Among counties with more than 500,000 homes, Chicago had the third-highest proportion of paid-off homes, just under 30%. The others in the top 10 were all in warm-weather states that have big concentrations of retirees, a population group where having no mortgage tends to be high. Among them were Florida, Texas and Arizona.
Nationwide, about 34% of homeowners have no mortgage.
Because of its sheer size, Cook County has the largest number of paid-off homes on the list, more than 397,000. New York County, which contains Manhattan, has a higher percentage of homeowners without a mortgage, 59%, but the number is relatively small because two-thirds of Manhattan residents are renters.
Another protection against a big drop: Chicago-area households' home-buying power didn't lose as much strength as most other big cities in the boom. That's according to a Nov. 15 report from Redfin, an online real estate marketplace.

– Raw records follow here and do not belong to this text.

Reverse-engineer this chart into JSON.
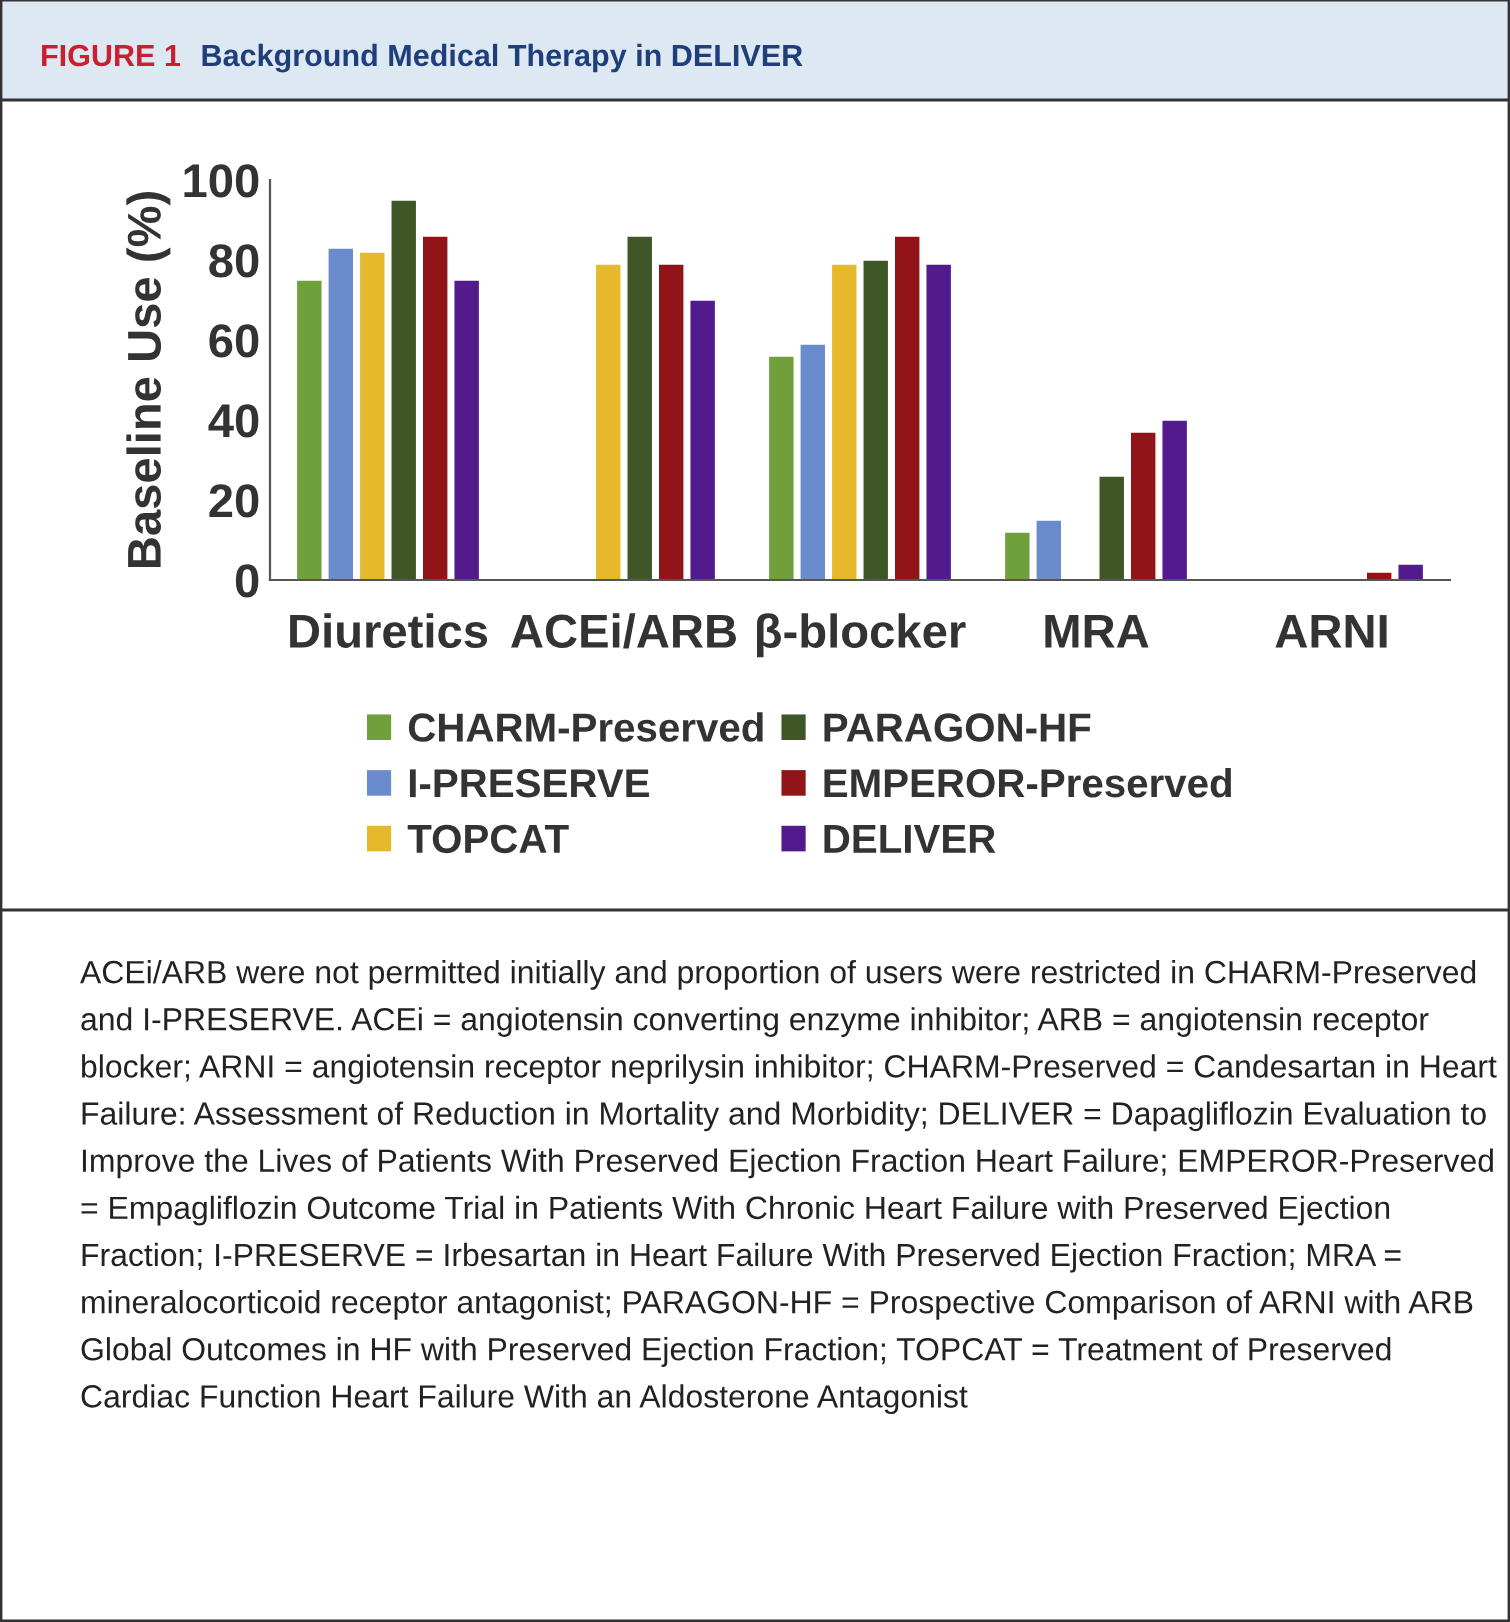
{
  "chart_data": {
    "type": "bar",
    "title": "Background Medical Therapy in DELIVER",
    "ylabel": "Baseline Use (%)",
    "categories": [
      "Diuretics",
      "ACEi/ARB",
      "β-blocker",
      "MRA",
      "ARNI"
    ],
    "series": [
      {
        "name": "CHARM-Preserved",
        "color": "#70a03c",
        "values": [
          75,
          null,
          56,
          12,
          null
        ]
      },
      {
        "name": "I-PRESERVE",
        "color": "#6a8ccc",
        "values": [
          83,
          null,
          59,
          15,
          null
        ]
      },
      {
        "name": "TOPCAT",
        "color": "#e6b82c",
        "values": [
          82,
          79,
          79,
          null,
          null
        ]
      },
      {
        "name": "PARAGON-HF",
        "color": "#3f5626",
        "values": [
          95,
          86,
          80,
          26,
          null
        ]
      },
      {
        "name": "EMPEROR-Preserved",
        "color": "#901418",
        "values": [
          86,
          79,
          86,
          37,
          2
        ]
      },
      {
        "name": "DELIVER",
        "color": "#521a8c",
        "values": [
          75,
          70,
          79,
          40,
          4
        ]
      }
    ],
    "ylim": [
      0,
      100
    ],
    "yticks": [
      0,
      20,
      40,
      60,
      80,
      100
    ],
    "grid": false,
    "legend": "bottom",
    "annotations": [
      "FIGURE 1",
      "ACEi/ARB were not permitted initially and proportion of users were restricted in CHARM-Preserved and I-PRESERVE. ACEi = angiotensin converting enzyme inhibitor; ARB = angiotensin receptor blocker; ARNI = angiotensin receptor neprilysin inhibitor; CHARM-Preserved = Candesartan in Heart Failure: Assessment of Reduction in Mortality and Morbidity; DELIVER = Dapagliflozin Evaluation to Improve the Lives of Patients With Preserved Ejection Fraction Heart Failure; EMPEROR-Preserved = Empagliflozin Outcome Trial in Patients With Chronic Heart Failure with Preserved Ejection Fraction; I-PRESERVE = Irbesartan in Heart Failure With Preserved Ejection Fraction; MRA = mineralocorticoid receptor antagonist; PARAGON-HF = Prospective Comparison of ARNI with ARB Global Outcomes in HF with Preserved Ejection Fraction; TOPCAT = Treatment of Preserved Cardiac Function Heart Failure With an Aldosterone Antagonist"
    ]
  }
}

The cost of a typical Chicago-area home went up 41.7% between October 2021 and October 2022, Redfin reported. Among the 20 largest U.S. metro areas, that's one of the smallest increases. The cost of buying a typical home grew by a smaller share in four of the nation's 20 biggest metro areas: Philadelphia, 38.4%; Los Angeles, 40.7%; Baltimore, 40.8%; and New York, 41.6%.
Nationwide, the cost of a typical home went up 46% over that same period, according to Redfin.
Better affordability of homes in Chicago, which has shown up in several other reports measuring the impact of the housing boom, clearly offers a measure of protection against a buyer revolt that could drive prices down.
The annual income needed to buy a typical home in the Chicago area in October was about $81,000, according to Redfin. That's lower than nearly all the other 20 largest metro areas. Only Philadelphia is cheaper. Buying the typical home there requires an income of about $69,700.
In its report, Redfin trumpeted the other Chicago-area metropolitan statistical area—the Lake County, Ill., and Kenosha County, Wis., area—as the nation's biggest winner on keeping its purchasing power. The cost of buying a typical home there went up 33.5%, the least among 92 MSAs studied. But that's due in part to a decline in the median price of homes sold, down 4.9% in October the same time last year, according to Redfin.
Being more able to afford homes because they cost less is not so much a bragging point. In the Chicago MSA, the median price of homes sold in October was up about 2.4% from a year earlier, according to Redfin.
Here's one more data point that might allay fear of a big drop. Last week, Crain's reported that home prices in the region were flat from a year earlier for the first time in over 120 weeks.
As it turns out, that week's flatness did not portend the beginning of falling prices—at least, not yet. In the following week that ended Nov. 14, the prices of homes sold in the nine-county region were up 3.7% from the same time a year ago.